Dynamic Programming

Global pairwise alignments

Implement a Needleman Wunch sequence alignment, i.e. the dynamic programming of the following matrix:

S(0,j) = j*g
S(i,0) = i*g
S(i,j) = max(S(i-1,j-1) + d(a(i),b(j)), S(i-1,j) + g, S(i,j-1) + g)

Here g is a gap penalty, a and b the sequences we are aligning and d a scoring matrix defining the score for two amino acids matching each other. For the exercise, use a PAM250 as a score matrix. You will also need to implement a tracing matrix, to recover the path taken by the max operator for each cell in the dynamic programming matrix. A good strategy is to store the relative coordinates in each step, i.e. (-1,-1), (-1,0) or (0,-1) for the three possible steps.

Viterbi decoding of HMMs

The example is taken (and slightly modified) from Durbin et al. 1998.
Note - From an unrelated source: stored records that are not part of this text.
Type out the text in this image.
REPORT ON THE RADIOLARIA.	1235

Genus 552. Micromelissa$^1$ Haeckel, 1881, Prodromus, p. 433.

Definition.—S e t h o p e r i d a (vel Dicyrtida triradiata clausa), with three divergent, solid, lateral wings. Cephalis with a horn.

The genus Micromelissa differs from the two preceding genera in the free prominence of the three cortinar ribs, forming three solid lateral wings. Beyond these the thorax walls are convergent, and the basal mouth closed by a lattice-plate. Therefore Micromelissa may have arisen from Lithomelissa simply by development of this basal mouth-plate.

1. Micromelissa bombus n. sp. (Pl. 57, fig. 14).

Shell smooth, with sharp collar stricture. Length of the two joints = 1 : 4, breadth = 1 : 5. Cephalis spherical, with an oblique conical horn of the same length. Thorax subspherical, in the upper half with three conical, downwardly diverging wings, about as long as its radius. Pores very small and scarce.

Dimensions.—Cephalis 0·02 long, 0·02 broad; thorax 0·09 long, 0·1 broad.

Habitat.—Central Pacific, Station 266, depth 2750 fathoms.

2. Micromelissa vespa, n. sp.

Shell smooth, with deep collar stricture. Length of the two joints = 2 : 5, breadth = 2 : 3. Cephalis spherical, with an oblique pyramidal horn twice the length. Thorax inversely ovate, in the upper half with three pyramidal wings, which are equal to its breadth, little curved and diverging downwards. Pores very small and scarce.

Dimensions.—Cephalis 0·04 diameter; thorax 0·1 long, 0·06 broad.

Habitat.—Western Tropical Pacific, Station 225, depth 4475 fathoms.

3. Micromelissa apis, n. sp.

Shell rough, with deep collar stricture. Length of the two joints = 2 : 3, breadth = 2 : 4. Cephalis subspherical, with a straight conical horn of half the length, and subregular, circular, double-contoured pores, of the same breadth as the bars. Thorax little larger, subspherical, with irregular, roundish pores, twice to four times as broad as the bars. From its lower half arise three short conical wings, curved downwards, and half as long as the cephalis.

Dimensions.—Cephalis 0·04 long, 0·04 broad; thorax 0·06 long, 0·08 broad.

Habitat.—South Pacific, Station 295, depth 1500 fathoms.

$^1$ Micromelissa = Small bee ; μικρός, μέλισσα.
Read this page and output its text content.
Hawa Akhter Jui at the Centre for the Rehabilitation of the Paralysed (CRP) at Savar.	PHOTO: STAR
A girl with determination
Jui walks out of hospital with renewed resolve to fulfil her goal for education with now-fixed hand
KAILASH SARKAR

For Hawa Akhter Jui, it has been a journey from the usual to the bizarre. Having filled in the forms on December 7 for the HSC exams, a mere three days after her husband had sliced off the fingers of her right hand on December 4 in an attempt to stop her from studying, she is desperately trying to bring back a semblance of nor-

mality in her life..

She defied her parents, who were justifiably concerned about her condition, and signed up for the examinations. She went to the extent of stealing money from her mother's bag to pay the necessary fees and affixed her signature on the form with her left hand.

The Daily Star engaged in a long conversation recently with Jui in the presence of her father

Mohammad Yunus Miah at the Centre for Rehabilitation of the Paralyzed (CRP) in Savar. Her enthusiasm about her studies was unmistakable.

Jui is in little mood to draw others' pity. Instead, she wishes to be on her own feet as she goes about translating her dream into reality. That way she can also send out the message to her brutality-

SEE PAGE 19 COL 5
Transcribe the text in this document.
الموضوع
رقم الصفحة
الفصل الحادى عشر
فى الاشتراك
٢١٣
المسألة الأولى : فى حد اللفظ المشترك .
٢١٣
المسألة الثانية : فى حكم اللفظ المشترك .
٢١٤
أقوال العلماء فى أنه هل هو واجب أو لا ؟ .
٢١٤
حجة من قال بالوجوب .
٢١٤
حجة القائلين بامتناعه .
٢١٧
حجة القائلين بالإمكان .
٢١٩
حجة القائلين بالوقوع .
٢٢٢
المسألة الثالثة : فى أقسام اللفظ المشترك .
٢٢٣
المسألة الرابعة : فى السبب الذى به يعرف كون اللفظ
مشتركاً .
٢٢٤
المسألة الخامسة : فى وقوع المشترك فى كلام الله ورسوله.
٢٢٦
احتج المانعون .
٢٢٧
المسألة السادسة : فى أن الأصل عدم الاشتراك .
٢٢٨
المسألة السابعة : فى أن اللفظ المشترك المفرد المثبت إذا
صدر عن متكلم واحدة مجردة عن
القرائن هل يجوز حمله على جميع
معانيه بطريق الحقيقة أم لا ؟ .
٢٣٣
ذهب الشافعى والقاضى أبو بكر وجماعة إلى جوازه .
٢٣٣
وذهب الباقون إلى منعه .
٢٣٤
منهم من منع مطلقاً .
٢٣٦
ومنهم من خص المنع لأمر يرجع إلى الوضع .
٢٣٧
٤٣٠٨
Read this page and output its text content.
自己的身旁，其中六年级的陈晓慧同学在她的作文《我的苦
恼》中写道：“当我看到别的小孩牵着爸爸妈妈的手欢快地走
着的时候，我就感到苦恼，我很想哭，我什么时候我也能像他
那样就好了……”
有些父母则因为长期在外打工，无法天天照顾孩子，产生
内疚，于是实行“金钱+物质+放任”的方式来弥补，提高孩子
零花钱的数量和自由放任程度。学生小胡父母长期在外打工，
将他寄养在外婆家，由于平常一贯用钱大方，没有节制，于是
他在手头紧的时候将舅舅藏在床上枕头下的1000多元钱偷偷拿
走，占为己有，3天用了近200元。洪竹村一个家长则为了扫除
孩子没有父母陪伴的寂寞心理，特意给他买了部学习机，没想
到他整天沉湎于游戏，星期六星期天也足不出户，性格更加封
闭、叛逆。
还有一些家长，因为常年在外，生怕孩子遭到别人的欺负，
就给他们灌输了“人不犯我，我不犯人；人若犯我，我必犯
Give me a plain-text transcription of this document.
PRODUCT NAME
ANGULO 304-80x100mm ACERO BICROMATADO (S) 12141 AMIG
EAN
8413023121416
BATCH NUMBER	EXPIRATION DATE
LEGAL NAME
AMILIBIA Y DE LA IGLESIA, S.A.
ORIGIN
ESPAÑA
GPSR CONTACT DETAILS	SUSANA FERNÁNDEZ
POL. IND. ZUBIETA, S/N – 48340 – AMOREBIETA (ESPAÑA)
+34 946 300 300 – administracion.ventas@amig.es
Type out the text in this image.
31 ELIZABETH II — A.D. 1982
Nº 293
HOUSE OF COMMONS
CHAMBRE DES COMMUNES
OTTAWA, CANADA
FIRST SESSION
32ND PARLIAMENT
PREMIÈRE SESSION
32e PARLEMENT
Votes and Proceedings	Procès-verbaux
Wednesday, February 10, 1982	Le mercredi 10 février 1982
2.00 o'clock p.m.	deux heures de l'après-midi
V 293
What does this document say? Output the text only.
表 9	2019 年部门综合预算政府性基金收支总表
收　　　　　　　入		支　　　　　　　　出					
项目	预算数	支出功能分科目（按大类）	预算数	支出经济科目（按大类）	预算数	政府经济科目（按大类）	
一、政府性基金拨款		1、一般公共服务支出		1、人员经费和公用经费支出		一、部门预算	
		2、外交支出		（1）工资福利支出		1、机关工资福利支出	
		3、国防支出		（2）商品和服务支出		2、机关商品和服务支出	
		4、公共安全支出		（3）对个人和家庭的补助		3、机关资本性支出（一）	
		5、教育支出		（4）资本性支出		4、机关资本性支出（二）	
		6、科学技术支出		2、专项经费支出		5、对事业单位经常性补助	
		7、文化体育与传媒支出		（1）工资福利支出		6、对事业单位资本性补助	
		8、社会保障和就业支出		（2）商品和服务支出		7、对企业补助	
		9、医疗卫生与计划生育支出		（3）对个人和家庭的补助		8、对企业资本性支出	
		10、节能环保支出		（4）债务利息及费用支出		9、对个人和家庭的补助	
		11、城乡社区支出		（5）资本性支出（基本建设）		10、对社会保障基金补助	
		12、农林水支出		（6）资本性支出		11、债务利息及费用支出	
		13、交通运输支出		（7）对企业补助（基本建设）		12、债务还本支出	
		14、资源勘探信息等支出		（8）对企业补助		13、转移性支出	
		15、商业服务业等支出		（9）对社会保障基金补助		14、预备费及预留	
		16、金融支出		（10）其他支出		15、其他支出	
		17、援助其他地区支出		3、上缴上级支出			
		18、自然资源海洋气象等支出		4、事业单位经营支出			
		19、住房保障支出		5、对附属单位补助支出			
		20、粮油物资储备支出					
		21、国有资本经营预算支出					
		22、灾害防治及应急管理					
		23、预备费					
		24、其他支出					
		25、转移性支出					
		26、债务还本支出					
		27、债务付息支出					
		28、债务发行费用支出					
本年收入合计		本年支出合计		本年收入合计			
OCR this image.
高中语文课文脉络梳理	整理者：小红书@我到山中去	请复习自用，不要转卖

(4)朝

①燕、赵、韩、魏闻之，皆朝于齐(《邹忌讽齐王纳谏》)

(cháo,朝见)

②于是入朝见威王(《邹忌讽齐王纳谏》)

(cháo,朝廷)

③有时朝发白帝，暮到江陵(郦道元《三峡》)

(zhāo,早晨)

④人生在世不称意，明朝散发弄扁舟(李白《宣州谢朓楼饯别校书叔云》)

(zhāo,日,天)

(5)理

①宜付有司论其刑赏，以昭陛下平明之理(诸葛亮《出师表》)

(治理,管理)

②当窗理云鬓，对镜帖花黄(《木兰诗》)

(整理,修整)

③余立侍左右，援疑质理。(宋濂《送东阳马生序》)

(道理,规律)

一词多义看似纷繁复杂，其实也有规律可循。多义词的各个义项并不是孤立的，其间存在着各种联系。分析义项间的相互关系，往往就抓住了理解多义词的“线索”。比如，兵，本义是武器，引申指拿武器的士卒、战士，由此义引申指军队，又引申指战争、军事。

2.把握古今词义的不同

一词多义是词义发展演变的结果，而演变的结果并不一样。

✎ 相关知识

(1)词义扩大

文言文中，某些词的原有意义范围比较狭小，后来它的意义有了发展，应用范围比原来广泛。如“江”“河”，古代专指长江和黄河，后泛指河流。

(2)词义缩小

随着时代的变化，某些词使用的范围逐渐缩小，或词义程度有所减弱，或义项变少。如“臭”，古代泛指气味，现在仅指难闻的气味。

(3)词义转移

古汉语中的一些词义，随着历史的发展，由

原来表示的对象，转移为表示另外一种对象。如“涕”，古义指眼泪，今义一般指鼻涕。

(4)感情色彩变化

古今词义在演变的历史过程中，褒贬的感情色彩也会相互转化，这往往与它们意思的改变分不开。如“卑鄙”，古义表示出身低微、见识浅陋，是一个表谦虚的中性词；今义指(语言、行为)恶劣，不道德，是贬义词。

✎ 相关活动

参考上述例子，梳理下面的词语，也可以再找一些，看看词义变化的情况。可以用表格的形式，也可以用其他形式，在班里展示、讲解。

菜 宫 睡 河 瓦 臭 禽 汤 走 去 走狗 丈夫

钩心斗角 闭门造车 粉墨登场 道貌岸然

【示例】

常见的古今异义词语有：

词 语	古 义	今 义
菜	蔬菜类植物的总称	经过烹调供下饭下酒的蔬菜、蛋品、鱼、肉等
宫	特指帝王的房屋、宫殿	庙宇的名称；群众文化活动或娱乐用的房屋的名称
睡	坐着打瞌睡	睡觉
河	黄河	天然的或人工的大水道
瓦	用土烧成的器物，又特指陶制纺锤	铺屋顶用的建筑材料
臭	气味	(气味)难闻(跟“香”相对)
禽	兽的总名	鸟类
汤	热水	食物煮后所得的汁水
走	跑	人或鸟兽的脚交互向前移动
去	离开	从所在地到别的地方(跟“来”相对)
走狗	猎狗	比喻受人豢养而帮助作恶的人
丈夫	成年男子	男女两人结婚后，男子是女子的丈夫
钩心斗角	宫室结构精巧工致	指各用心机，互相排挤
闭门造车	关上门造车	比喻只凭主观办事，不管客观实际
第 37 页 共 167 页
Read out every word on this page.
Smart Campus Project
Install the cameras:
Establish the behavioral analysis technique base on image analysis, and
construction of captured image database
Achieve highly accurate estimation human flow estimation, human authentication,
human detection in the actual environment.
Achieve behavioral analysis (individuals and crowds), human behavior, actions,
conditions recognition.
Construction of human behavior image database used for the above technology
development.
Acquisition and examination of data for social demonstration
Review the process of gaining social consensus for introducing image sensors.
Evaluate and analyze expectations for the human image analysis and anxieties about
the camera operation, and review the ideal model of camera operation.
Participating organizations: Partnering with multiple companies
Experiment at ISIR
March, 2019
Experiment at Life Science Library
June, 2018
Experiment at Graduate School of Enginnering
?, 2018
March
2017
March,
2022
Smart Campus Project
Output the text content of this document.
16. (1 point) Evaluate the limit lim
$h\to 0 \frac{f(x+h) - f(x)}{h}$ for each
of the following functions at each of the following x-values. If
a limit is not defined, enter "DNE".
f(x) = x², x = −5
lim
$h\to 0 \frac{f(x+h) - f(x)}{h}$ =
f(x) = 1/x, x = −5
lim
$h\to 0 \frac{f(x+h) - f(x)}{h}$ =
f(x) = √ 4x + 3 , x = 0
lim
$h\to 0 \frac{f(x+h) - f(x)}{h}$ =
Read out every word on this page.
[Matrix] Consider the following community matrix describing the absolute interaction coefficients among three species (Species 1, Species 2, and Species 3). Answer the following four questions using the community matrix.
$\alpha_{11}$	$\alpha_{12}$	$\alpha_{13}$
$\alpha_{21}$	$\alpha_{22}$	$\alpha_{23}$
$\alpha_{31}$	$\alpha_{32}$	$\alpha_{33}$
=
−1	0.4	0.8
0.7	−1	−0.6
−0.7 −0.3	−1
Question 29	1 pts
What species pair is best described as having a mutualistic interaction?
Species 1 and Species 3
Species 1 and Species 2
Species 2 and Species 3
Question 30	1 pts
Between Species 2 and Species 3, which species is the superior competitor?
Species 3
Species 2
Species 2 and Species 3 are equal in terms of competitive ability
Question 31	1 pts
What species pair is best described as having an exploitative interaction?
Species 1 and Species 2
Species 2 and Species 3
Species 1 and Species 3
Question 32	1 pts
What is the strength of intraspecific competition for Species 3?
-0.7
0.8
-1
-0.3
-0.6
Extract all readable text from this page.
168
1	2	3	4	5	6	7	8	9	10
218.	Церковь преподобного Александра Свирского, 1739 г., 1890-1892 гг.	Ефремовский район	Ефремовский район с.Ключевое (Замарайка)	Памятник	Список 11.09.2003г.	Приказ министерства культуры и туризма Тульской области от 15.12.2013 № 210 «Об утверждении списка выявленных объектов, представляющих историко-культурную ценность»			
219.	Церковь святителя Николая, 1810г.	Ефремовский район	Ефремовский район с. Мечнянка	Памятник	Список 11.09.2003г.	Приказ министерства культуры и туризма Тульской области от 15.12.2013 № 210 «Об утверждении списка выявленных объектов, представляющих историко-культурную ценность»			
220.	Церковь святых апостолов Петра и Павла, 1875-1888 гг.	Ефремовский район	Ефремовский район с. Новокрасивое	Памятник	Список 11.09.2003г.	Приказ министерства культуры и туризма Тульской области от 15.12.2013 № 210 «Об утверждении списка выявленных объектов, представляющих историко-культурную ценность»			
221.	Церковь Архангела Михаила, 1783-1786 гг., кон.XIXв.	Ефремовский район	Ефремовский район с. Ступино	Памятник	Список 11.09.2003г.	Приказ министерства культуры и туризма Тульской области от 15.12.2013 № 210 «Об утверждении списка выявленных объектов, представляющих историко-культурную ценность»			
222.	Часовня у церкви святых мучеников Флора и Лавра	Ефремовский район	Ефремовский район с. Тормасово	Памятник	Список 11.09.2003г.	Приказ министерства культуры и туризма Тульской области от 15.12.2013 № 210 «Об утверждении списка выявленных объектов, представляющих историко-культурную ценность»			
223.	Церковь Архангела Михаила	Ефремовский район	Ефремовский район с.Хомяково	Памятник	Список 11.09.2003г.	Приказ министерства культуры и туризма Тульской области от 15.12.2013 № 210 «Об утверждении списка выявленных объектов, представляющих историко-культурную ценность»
Here are the estimated probabilities of emitting a certain base (in columns) given the last observed base (in rows) in a DNA sequence in a CpG island.

Model + A C G T
A .179 .273 .425 .120 .003
C .171 .367 .273 .187 .003
G .160 .338 .374 .125 .003
T .079 .354 .383 .181 .003

Similarly, here are the estimated probabilities of emitting a certain base given the last observed base in a DNA sequence in a non-CpG island.

Model – A C G T +
A .299 .205 .285 .210 .001
C .321 .298 .078 .302 .001
G .248 .246 .297 .208 .001
T .177 .239 .292 .291 .001

The transition probabilities between CpG and non-CpG are given in the +/- column, which should be interpreted as the probability of transitioning to any of the four bases of in the other submodel.

Make a dynamic programming decoder that can calculate the most probable path taken by a generic DNA sequence through the model in order to localize any CpG-island. Try out your algorithm with this stretch of DNA in fasta-format.

Mass distribution of Proteins

Example taken from Rosalind.

Implement a function that can calculate the number of possible proteins (permutations of amino acids) with a certain integer mass (e.g. 5000 Da) using dynamic programming. For the purpose of the exercise, assume that the weights of the 20 standard amino acids in Dalton are:

aa = {'A':71,
'R': 156,
'N': 114,
'D': 115,
'C': 103,
'E': 129,
'Q': 128,
'G': 57,
'H': 137,
'I': 113,
'L': 113,
'K': 128,
'M': 131,
'F': 147,
'P': 97,
'S': 87,
'T': 101,
'W': 186,
'Y': 163,
'V': 99}

Tip: If you know the number of amino acid sequences with masses up to the current mass -1, you can calculate the number of amino acid sequences reaching the current mass by adding up all the sequences differating in mass by the mass of any of the amino acids.
(*) Which range of masses do you really need to keep in memory for performing this exercise? Could you implement the same function with a lower range in mind? Try to explore a function that can, even more quickly and memory efficiently, calculate the number of amino acid sequences of a certain mass.